B08 "Ringkasan Akademik Berbahasa Mandarin" Sebuah Ringkasan Etika Teknologi

Tulisan oleh Jing Kaixuan

Biografi Kafka: Tahun-tahun Pemahaman 1916-1924

Penulis: Lainer Shtakh

Penerjemah: Huang Xuanyuan, Cheng Weiping

Versi: Penerbit Universitas Normal Guangxi, Shanghai Beibeite

Januari 2026

Titik Balik Sejarah

Zaman Kafka berada tepat di titik balik sejarah, di mana Eropa yang makmur tengah merasakan krisis besar. Hanya tiga minggu setelah Kafka membatalkan pertunangannya dengan Felice Bauer, Perang Dunia Pertama meletus. Dalam catatan hariannya, dia menulis: "Jerman menyatakan perang terhadap Rusia—sore hari pergi ke sekolah renang." Kalimat ini banyak dikutip kemudian, dianggap sebagai simbol keterasingan Kafka dari dunia, tetapi sebenarnya Kafka tidak acuh terhadap perang. Sebaliknya, dia menyadari bahwa perang mempengaruhi kehidupannya; dia berencana mengundurkan diri dari pekerjaannya dan pindah ke Berlin untuk menulis penuh waktu. Namun, karena perang menutup perbatasan dan komunikasi diawasi, harapannya untuk membangun kehidupan baru pun hilang.

Dia terjebak dalam kesendirian ganda: membatalkan pertunangannya, tubuhnya lemah, dan dia menderita insomnia serta sakit kepala selama bertahun-tahun.
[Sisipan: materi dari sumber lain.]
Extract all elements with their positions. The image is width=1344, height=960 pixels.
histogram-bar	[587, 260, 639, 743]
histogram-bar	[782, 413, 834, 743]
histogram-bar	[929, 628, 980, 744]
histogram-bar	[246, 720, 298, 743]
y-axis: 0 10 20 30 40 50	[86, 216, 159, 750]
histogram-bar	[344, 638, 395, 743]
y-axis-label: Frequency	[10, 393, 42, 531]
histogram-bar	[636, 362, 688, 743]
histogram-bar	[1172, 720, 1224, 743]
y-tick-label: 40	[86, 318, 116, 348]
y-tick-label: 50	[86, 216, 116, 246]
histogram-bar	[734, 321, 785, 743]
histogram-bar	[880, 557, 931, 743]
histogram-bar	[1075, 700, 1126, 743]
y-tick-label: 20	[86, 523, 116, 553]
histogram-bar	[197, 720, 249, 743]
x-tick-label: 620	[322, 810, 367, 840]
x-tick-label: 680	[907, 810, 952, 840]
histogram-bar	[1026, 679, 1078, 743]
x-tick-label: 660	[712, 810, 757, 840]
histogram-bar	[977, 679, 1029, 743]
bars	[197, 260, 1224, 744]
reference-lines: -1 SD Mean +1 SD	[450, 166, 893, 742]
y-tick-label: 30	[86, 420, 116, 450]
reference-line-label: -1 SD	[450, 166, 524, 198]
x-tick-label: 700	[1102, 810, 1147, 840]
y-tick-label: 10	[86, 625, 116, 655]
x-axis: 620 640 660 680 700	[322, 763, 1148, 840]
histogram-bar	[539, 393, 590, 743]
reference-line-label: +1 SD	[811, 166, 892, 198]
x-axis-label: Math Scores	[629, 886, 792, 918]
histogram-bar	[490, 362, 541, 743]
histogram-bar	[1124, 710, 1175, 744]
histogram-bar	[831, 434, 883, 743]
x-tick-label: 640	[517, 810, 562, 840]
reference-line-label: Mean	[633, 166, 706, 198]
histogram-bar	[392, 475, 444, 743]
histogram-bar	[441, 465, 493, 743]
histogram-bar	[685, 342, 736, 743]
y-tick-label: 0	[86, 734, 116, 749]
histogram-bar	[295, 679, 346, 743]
Penerbitnya, Wolf, serta teman-temannya, Muzir dan dua menantunya, semua ikut wajib militer. Kafka juga ingin ikut, dan lolos pemeriksaan kesehatan, tetapi atasan di kantor asuransi, Pfur, dan Mashna, berusaha mempertahankan Kafka sebagai ahli hukum, mengajukan permohonan pembebasan wajib militer ke militer. Kafka mengajukan pengunduran diri dan secara sukarela melepaskan pensiunnya. Namun, atasannya menolaknya dan malah memberinya cuti berbayar.
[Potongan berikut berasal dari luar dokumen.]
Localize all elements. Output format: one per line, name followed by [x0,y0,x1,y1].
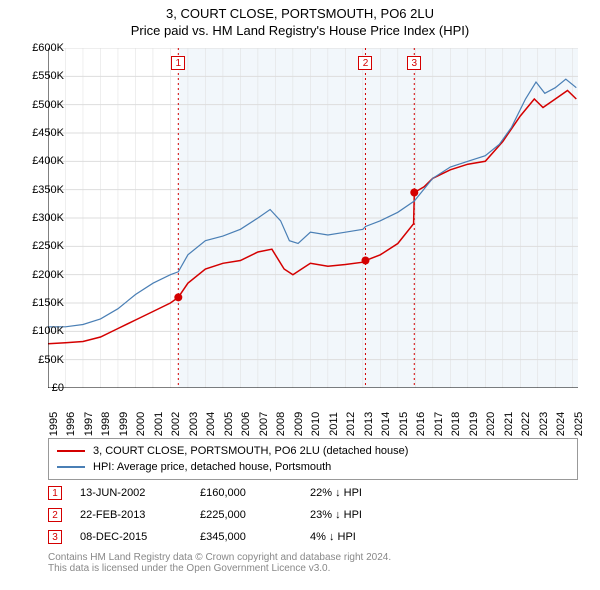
sale-date: 22-FEB-2013 [80,509,200,521]
legend-row: 3, COURT CLOSE, PORTSMOUTH, PO6 2LU (det… [57,443,569,459]
sale-row: 1 13-JUN-2002£160,00022% ↓ HPI [48,482,578,504]
x-tick-label: 1996 [65,412,77,436]
footer: Contains HM Land Registry data © Crown c… [48,552,578,574]
y-tick-label: £0 [52,382,64,394]
legend-swatch [57,450,85,452]
x-tick-label: 2020 [485,412,497,436]
x-tick-label: 2023 [538,412,550,436]
y-tick-label: £350K [32,184,64,196]
x-tick-label: 2013 [363,412,375,436]
y-tick-label: £400K [32,155,64,167]
x-tick-label: 1995 [48,412,60,436]
x-tick-label: 1997 [83,412,95,436]
x-tick-label: 2009 [293,412,305,436]
x-tick-label: 2014 [380,412,392,436]
x-tick-label: 2003 [188,412,200,436]
y-tick-label: £550K [32,70,64,82]
x-tick-label: 2001 [153,412,165,436]
event-marker: 3 [407,56,421,70]
y-tick-label: £450K [32,127,64,139]
x-tick-label: 2022 [520,412,532,436]
x-tick-label: 2007 [258,412,270,436]
footer-line-1: Contains HM Land Registry data © Crown c… [48,552,578,563]
y-tick-label: £250K [32,240,64,252]
sale-price: £225,000 [200,509,310,521]
chart-container: 3, COURT CLOSE, PORTSMOUTH, PO6 2LU Pric… [0,0,600,590]
x-tick-label: 2002 [170,412,182,436]
x-tick-label: 2017 [433,412,445,436]
sale-marker-box: 3 [48,530,62,544]
x-tick-label: 2025 [573,412,585,436]
title-block: 3, COURT CLOSE, PORTSMOUTH, PO6 2LU Pric… [0,0,600,38]
legend-label: HPI: Average price, detached house, Port… [93,461,331,473]
y-tick-label: £100K [32,325,64,337]
x-tick-label: 2018 [450,412,462,436]
x-tick-label: 1998 [100,412,112,436]
y-tick-label: £600K [32,42,64,54]
x-tick-label: 2015 [398,412,410,436]
event-marker: 2 [358,56,372,70]
sale-diff: 23% ↓ HPI [310,509,430,521]
sale-diff: 22% ↓ HPI [310,487,430,499]
legend-label: 3, COURT CLOSE, PORTSMOUTH, PO6 2LU (det… [93,445,408,457]
sale-row: 2 22-FEB-2013£225,00023% ↓ HPI [48,504,578,526]
x-tick-label: 2004 [205,412,217,436]
y-tick-label: £50K [38,354,64,366]
y-tick-label: £500K [32,99,64,111]
chart-svg [48,48,578,388]
sale-row: 3 08-DEC-2015£345,0004% ↓ HPI [48,526,578,548]
legend-swatch [57,466,85,468]
y-tick-label: £150K [32,297,64,309]
footer-line-2: This data is licensed under the Open Gov… [48,563,578,574]
sale-price: £160,000 [200,487,310,499]
sale-marker-box: 2 [48,508,62,522]
sale-marker-box: 1 [48,486,62,500]
sale-date: 08-DEC-2015 [80,531,200,543]
sales-table: 1 13-JUN-2002£160,00022% ↓ HPI 2 22-FEB-201… [48,482,578,548]
x-tick-label: 2000 [135,412,147,436]
x-tick-label: 2006 [240,412,252,436]
y-tick-label: £300K [32,212,64,224]
sale-date: 13-JUN-2002 [80,487,200,499]
x-tick-label: 2011 [328,412,340,436]
legend-box: 3, COURT CLOSE, PORTSMOUTH, PO6 2LU (det… [48,438,578,480]
x-tick-label: 2016 [415,412,427,436]
legend-row: HPI: Average price, detached house, Port… [57,459,569,475]
x-tick-label: 2012 [345,412,357,436]
title-sub: Price paid vs. HM Land Registry's House … [0,23,600,38]
x-tick-label: 1999 [118,412,130,436]
title-main: 3, COURT CLOSE, PORTSMOUTH, PO6 2LU [0,6,600,21]
y-tick-label: £200K [32,269,64,281]
chart-area [48,48,578,388]
sale-price: £345,000 [200,531,310,543]
x-tick-label: 2005 [223,412,235,436]
x-tick-label: 2008 [275,412,287,436]
x-tick-label: 2021 [503,412,515,436]
x-tick-label: 2019 [468,412,480,436]
event-marker: 1 [171,56,185,70]
x-tick-label: 2010 [310,412,322,436]
x-tick-label: 2024 [555,412,567,436]
sale-diff: 4% ↓ HPI [310,531,430,543]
Pembebasan wajib militer ini membuat Kafka, setahun setelah perang pecah, tetap tidak pernah menyaksikan perang secara langsung. Setelah itu, Kafka terus-menerus meminta pengunduran diri. Meski di tahun ketiga perang dia merasa bahwa pembantaian tanpa makna ini adalah penyimpangan dari sejarah, dia tidak pernah ingin menghindari wajib militer. Namun, atasannya selalu menolaknya. Setelah perang, pejabat di kantor asuransi digantikan oleh orang Ceko dari Jerman, dan penggantinya pun sangat ramah padanya, sampai tubuh Kafka benar-benar tidak mampu bekerja, barulah dia diizinkan mengundurkan diri. Ini adalah keberuntungan Kafka.
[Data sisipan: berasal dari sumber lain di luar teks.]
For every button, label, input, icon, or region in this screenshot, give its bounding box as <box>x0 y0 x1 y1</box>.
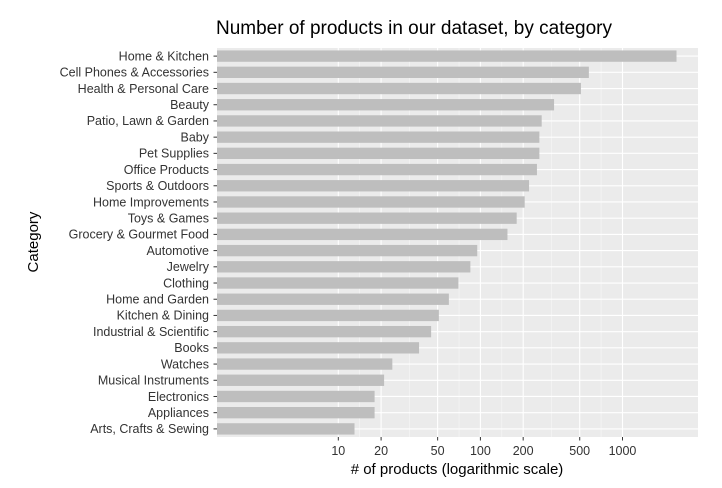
bar <box>217 99 555 111</box>
category-label: Health & Personal Care <box>78 82 209 96</box>
x-tick-label: 500 <box>569 444 590 458</box>
category-label: Office Products <box>124 163 209 177</box>
category-label: Jewelry <box>167 260 210 274</box>
bar <box>217 309 439 322</box>
chart-title: Number of products in our dataset, by ca… <box>216 18 613 39</box>
bar <box>217 261 471 273</box>
category-label: Home and Garden <box>106 293 209 307</box>
bar <box>217 212 517 224</box>
x-tick-label: 50 <box>431 444 445 458</box>
bar <box>217 407 375 419</box>
category-label: Appliances <box>148 406 209 420</box>
category-label: Sports & Outdoors <box>106 179 209 193</box>
category-tick-marks <box>213 55 217 430</box>
bar <box>217 50 677 62</box>
x-tick-label: 10 <box>331 444 345 458</box>
plot-panel <box>217 48 698 437</box>
category-label: Musical Instruments <box>98 374 209 388</box>
y-axis-title: Category <box>25 211 42 272</box>
category-label: Home & Kitchen <box>119 49 209 63</box>
category-label: Kitchen & Dining <box>117 309 209 323</box>
category-label: Cell Phones & Accessories <box>60 66 209 80</box>
bar <box>217 358 393 370</box>
bar <box>217 180 530 192</box>
category-label: Beauty <box>170 98 210 112</box>
bar <box>217 131 540 143</box>
category-label: Watches <box>161 357 209 371</box>
bar <box>217 228 508 241</box>
bar <box>217 244 478 257</box>
category-label: Home Improvements <box>93 195 209 209</box>
x-axis-ticks: 10 20 50 100 200 500 1000 <box>331 437 636 458</box>
bar <box>217 163 537 176</box>
bar <box>217 82 581 95</box>
category-label: Industrial & Scientific <box>93 325 209 339</box>
bar <box>217 115 542 127</box>
category-label: Automotive <box>146 244 209 258</box>
category-label: Books <box>174 341 209 355</box>
x-tick-label: 100 <box>470 444 491 458</box>
bar <box>217 66 589 78</box>
category-label: Clothing <box>163 276 209 290</box>
category-label: Toys & Games <box>128 211 209 225</box>
category-label: Electronics <box>148 390 209 404</box>
bar <box>217 423 355 435</box>
category-label: Pet Supplies <box>139 147 209 161</box>
category-label: Arts, Crafts & Sewing <box>90 422 209 436</box>
bar <box>217 342 420 354</box>
minor-gridlines <box>359 48 602 437</box>
bar <box>217 147 540 160</box>
x-tick-label: 20 <box>374 444 388 458</box>
bar <box>217 374 385 386</box>
category-label: Baby <box>181 130 210 144</box>
bar <box>217 325 432 338</box>
bar <box>217 277 459 289</box>
x-tick-label: 200 <box>513 444 534 458</box>
x-tick-label: 1000 <box>609 444 637 458</box>
bar <box>217 196 525 208</box>
category-label: Patio, Lawn & Garden <box>87 114 209 128</box>
bars <box>217 50 677 435</box>
x-axis-title: # of products (logarithmic scale) <box>351 461 564 478</box>
category-labels: Home & Kitchen Cell Phones & Accessories H… <box>60 49 210 436</box>
category-label: Grocery & Gourmet Food <box>69 228 209 242</box>
bar <box>217 293 449 305</box>
bar <box>217 390 375 403</box>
Sulit untuk mengatakan apa pandangan khusus Kafka tentang perang; dia hanya ingin melarikan diri dari pekerjaan di kantor asuransi. Faktanya, bagi Kafka yang menderita fobia sosial, bekerja dengan angka-angka membosankan adalah pekerjaan yang paling cocok untuknya. Catatan hariannya dan surat-suratnya jarang menyentuh perang, seolah-olah dia berada di luar sejarah. Thomas Mann, Rilke, dan Zweig pernah menjadi pendukung perang. Namun, Kafka pernah diperintahkan menulis surat ajakan penggalangan dana untuk perang, meskipun bukan membela perang, melainkan berfokus pada penderitaan individu. Dia sangat memahami kekejaman perang; tentara yang melarikan diri dan tentara terluka di jalanan menghancurkan mitos pahlawan, tetapi mitos Kafka tetap hidup dalam dunia batinnya.

Tentang identitas Yahudinya, Kafka juga memiliki sikap yang berbeda dari orang lain. Sebagai orang Yahudi Eropa Barat, Kafka tidak merasa cemas secara khusus tentang identitasnya. Dia mengikuti saran teman, bergaul dengan kaum Hasid dan Zionis, dan menemukan bahwa rabbi dibentuk oleh ayahnya—sebenarnya ini adalah pandangan yang menilai kekuasaan. Dia membaca karya Martin Buber, tetapi tidak tertarik pada doa dan ritual. Saat beristirahat di Krau, daftar buku yang dia baca mencakup Dickens, Herzen, Tolstoy, dan Kierkegaard, menunjukkan bahwa dia tidak pernah membangun hubungan langsung dengan komunitas nasional. Tokoh dalam novelnya pun tidak pernah menunjukkan identitas karakter secara eksplisit. Ini juga menjadi bukti.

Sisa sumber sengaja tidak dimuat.